Do you need help persuading patients to try lithium? A major but often underemphasized benefit of lithium is its unique neuroprotective effects. Bipolar disorder seems to be a condition characterized by gradual progressive shrinkage in some areas of cortical gray matter as well as some tracks of white matter. These losses are associated with increased neurocognitive impairment. However, in patients who have been treated with long-term lithium, there is better preservation of white matter structural integrity.1 Reduction of gray matter volume in bipolar patients has been shown to be arrested, or even reversed to some degree, by lithium. No other mood stabilizers have this effect. Some ambivalent patients have been persuaded to accept lithium after reading the article by Giakoumatos and colleagues.1
At the microcellular level (in rats), lithium is protective against neuronal apoptosis (destruction) and glutamate-induced cytotoxicity, and it promotes dendritic length and number in the hippocampus.2 The preservation of cognitive function in humans with bipolar disorder seems to occur through the brain-derived neurotrophic factor (BDNF) system: lithium markedly increases secretion of BDNF from cortical and hippocampal neurons and upregulates intracellular production of relevant proteins.3
The evidence for lithium’s neuroprotection even extends to the prevention, treatment, or slowing of mild cognitive impairment, Alzheimer disease, Parkinson disease, and amyotrophic lateral sclerosis in non-bipolar patients.4 Even low-dose lithium has been found in preliminary studies to slow the progression of Alzheimer disease.
Given this information, it should not be surprising that the benefits of lithium treatment seem to exist for patients across the life span.5 However, there is no reason to wait: the long-term benefits seem greatest when lithium is started early in the course of the illness,6 perhaps because some of the brain structural losses may be irreversible.

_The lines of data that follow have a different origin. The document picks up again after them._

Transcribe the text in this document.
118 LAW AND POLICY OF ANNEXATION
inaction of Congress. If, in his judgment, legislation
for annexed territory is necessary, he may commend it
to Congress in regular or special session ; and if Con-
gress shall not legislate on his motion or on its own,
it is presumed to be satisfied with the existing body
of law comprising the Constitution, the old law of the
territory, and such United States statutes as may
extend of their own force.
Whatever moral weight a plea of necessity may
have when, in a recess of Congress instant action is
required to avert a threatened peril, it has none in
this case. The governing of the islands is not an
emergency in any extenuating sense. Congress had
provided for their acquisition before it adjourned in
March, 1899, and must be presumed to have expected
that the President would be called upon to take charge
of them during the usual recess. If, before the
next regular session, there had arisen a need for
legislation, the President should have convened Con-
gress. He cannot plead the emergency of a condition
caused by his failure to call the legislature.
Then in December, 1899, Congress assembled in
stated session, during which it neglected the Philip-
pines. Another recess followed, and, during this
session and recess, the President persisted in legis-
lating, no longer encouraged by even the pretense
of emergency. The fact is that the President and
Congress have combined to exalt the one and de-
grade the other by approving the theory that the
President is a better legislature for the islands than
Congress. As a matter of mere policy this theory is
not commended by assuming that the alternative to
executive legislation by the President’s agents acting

These mechanisms of lithium action also help explain the evidence that of all medication regimens used for bipolar treatment, lithium is the medication most likely to be maintained as a monotherapy over time. This has been demonstrated in surveys of bipolar patients receiving maintenance treatment in the US and in two European studies.7
Dr Osser is Associate Professor of Psychiatry, Harvard Medical School, and Consulting Psychiatrist, US Department of Veterans Affairs, National Telemental Health Center, Bipolar Disorders Telehealth Program, Brockton, MA.

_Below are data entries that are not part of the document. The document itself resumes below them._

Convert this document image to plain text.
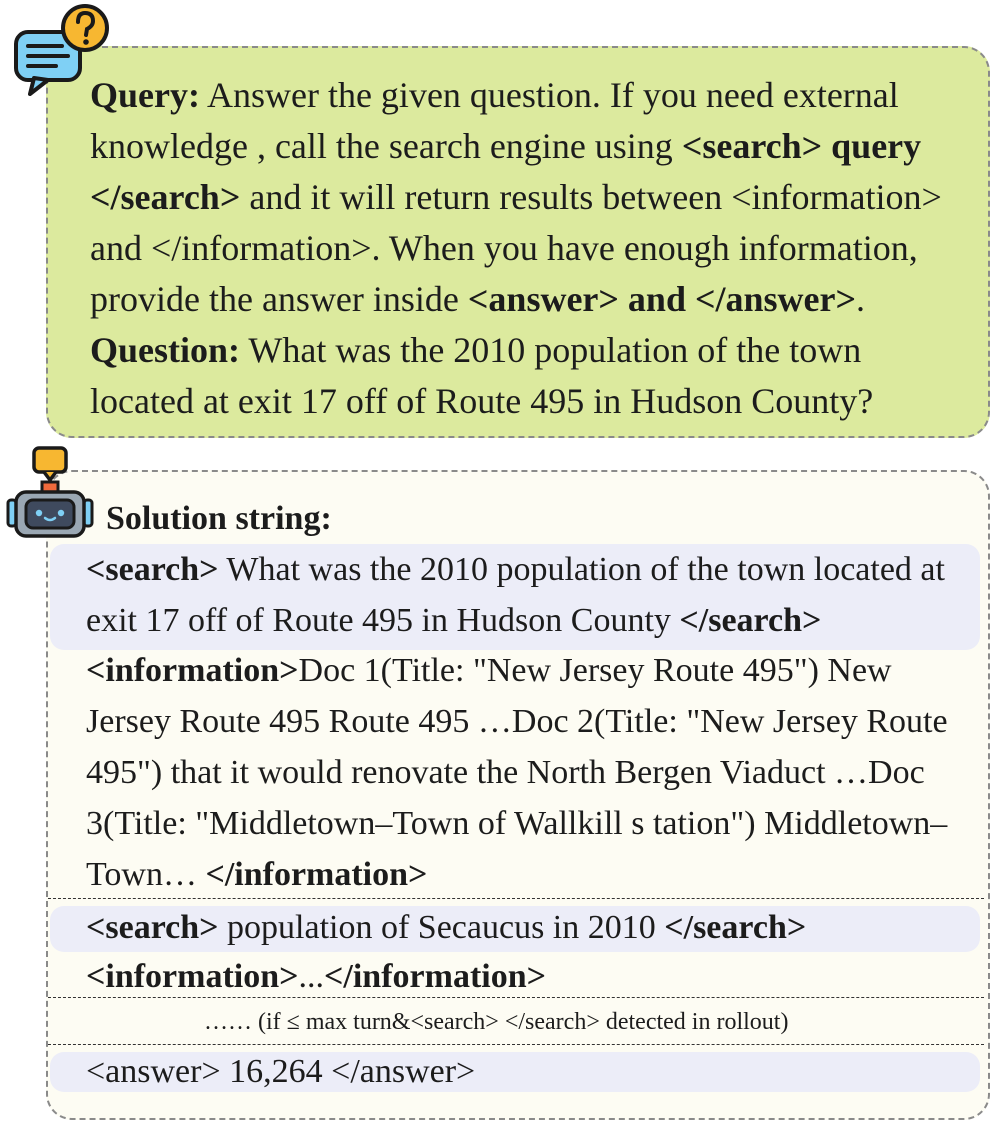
Query: Answer the given question. If you need external knowledge , call the search engine using <search> query </search> and it will return results between <information> and </information>. When you have enough information, provide the answer inside <answer> and </answer>.
Question: What was the 2010 population of the town located at exit 17 off of Route 495 in Hudson County?

Solution string:

<search> What was the 2010 population of the town located at exit 17 off of Route 495 in Hudson County </search>

<information>Doc 1(Title: "New Jersey Route 495") New Jersey Route 495 Route 495 …Doc 2(Title: "New Jersey Route 495") that it would renovate the North Bergen Viaduct …Doc 3(Title: "Middletown–Town of Wallkill s tation") Middletown–Town… </information>

<search> population of Secaucus in 2010 </search>

<information>...</information>

…… (if ≤ max turn&<search> </search> detected in rollout)

<answer> 16,264 </answer>
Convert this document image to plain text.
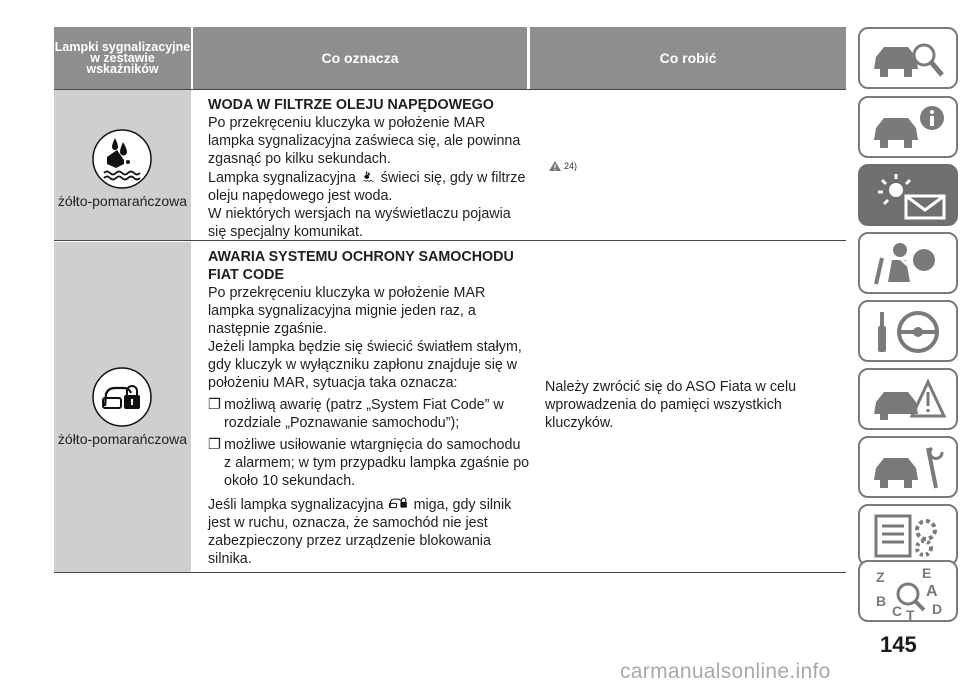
Lampki sygnalizacyjne w zestawie wskaźników
Co oznacza	Co robić
żółto-pomarańczowa
żółto-pomarańczowa

WODA W FILTRZE OLEJU NAPĘDOWEGO

Po przekręceniu kluczyka w położenie MAR lampka sygnalizacyjna zaświeca się, ale powinna zgasnąć po kilku sekundach.

Lampka sygnalizacyjna świeci się, gdy w filtrze oleju napędowego jest woda.

W niektórych wersjach na wyświetlaczu pojawia się specjalny komunikat.

24)

AWARIA SYSTEMU OCHRONY SAMOCHODU FIAT CODE

Po przekręceniu kluczyka w położenie MAR lampka sygnalizacyjna mignie jeden raz, a następnie zgaśnie.

Jeżeli lampka będzie się świecić światłem stałym, gdy kluczyk w wyłączniku zapłonu znajduje się w położeniu MAR, sytuacja taka oznacza:

❐ możliwą awarię (patrz „System Fiat Code” w rozdziale „Poznawanie samochodu”);
❐ możliwe usiłowanie wtargnięcia do samochodu z alarmem; w tym przypadku lampka zgaśnie po około 10 sekundach.

Jeśli lampka sygnalizacyjna miga, gdy silnik jest w ruchu, oznacza, że samochód nie jest zabezpieczony przez urządzenie blokowania silnika.

Należy zwrócić się do ASO Fiata w celu wprowadzenia do pamięci wszystkich kluczyków.
Z	E
A
B
C T D
145
carmanualsonline.info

1. Giakoumatos CI, Nanda P, Mathew IT, et al. Effects of lithium on cortical thickness and hippocampal subfield volumes in psychotic bipolar disorder. J Psychiatr Res. 2015;61:180-187.
2. Nunes MA, Schowe NM, Monteiro-Silva KC, et al. Chronic microdose lithium treatment prevented memory loss and neurohistopathological changes in a transgenic mouse model of Alzheimer disease. PLoS One. 2015;10, e0142267.
3. De-Paula VJ, Gattaz WF, Forlenza OV. Long-term lithium treatment increases intracellular and extracellular brain-derived neurotrophic factor in cortical and hippocampal neurons at subtherapeutic concentrations. Bipolar Disord. 2016;18:692-695.
4. Forlenza OV, De-Paula VJ, Diniz BS. Neuroprotective effects of lithium: implications for the treatment of Alzheimer disease and related neurodegenerative disorders. ACS Chem Neurosci. 2014;5:443-450.
5. Young RC, Mulsant BH, Sajatovic M, et al. GERI-BD: A randomized double-blind controlled trial of lithium and divalproex in the treatment of mania in older patients with bipolar disorder. Am J Psychiatry. 2017;174:1086-1093.
6. Kessing LF, Vradi E, Andersen PK. Starting lithium prophylaxis early v. late in bipolar disorder. Br J Psychiatry. 2014;205:214-220.
7. Hayes JF, Marston L, Walters K, et al. Lithium vs. valproate vs. olanzapine vs. quetiapine as maintenance monotherapy for bipolar disorder: a population-based UK cohort study using electronic health records. World Psychiatry. 2016;15:53-58.